Peroxymonosulfate activation by Ru/CeO2 for degradation of Triclosan: Efficacy, mechanisms and applicability in groundwater

Abstract

Although ruthenium (Ru) catalyst has attracted extensive attention in many chemical industries, its application in sulfate radical-based advanced oxidation processes (AOPs), especially the heterogeneous Ru activator for groundwater remediation, is less studied. In this study, Ru species was loaded on cerium dioxide (CeO2) particles to prepare the stable Ru/CeO2, and it served as the peroxymonosulfate (PMS) activator to degrade triclosan (TCS) which is a toxic and recalcitrant pollutant in groundwater worldwide. Ru/CeO2 showed a greater performance for activating PMS when compared with some other AOPs, and TCS in the system can be almost completely removed within 10 min. Ru/CeO2 and PMS dosage can undoubtedly affect the TCS removal rate, and acid or neutral environments favored the degradation. Besides, interference of potential complex components in groundwater on the TCS removal rate must get attention, Cl- had an obvious promotion effect, while HCO3– inhibited these processes; metal cations could slightly enhance the PMS activation, while humic acid had an inhibitory effect.

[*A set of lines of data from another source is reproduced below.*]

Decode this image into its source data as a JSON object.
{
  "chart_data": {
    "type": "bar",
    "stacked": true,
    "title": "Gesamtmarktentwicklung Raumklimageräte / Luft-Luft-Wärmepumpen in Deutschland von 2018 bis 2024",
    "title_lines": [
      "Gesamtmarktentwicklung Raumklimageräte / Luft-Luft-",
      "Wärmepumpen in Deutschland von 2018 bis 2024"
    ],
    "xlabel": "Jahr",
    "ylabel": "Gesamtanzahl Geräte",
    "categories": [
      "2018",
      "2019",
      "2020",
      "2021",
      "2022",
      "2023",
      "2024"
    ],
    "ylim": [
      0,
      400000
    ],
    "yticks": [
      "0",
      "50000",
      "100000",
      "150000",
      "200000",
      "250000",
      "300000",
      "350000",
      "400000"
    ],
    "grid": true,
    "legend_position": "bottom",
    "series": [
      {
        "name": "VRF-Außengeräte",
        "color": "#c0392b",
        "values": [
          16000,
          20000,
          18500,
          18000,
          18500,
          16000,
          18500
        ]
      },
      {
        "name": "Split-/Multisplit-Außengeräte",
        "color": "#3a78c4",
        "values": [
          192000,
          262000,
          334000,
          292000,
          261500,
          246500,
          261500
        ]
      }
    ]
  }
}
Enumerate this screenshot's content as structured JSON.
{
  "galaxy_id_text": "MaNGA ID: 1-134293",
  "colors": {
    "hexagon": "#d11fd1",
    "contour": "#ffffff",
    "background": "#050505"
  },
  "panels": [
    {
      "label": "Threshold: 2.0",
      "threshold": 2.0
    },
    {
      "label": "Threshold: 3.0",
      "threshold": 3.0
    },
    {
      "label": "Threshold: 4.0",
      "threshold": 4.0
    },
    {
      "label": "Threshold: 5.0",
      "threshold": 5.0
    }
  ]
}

Theoretically, 1O2 (non-radical pathway) was determined to play the major role in TCS removal during PMS activation in the system, while ·OH and SO4·- (radical pathway) played a minor role. Importantly, the activator has good stability and reusability, and its TCS removal capacity decreased by only 4.04% after five cycles; it also performed excellently in batch experiments with natural groundwater and in soil column experiments under different pH and hydraulic conditions. These indicate that the Ru/CeO2/PMS system has promising applicability for TCS remediation in groundwater environments.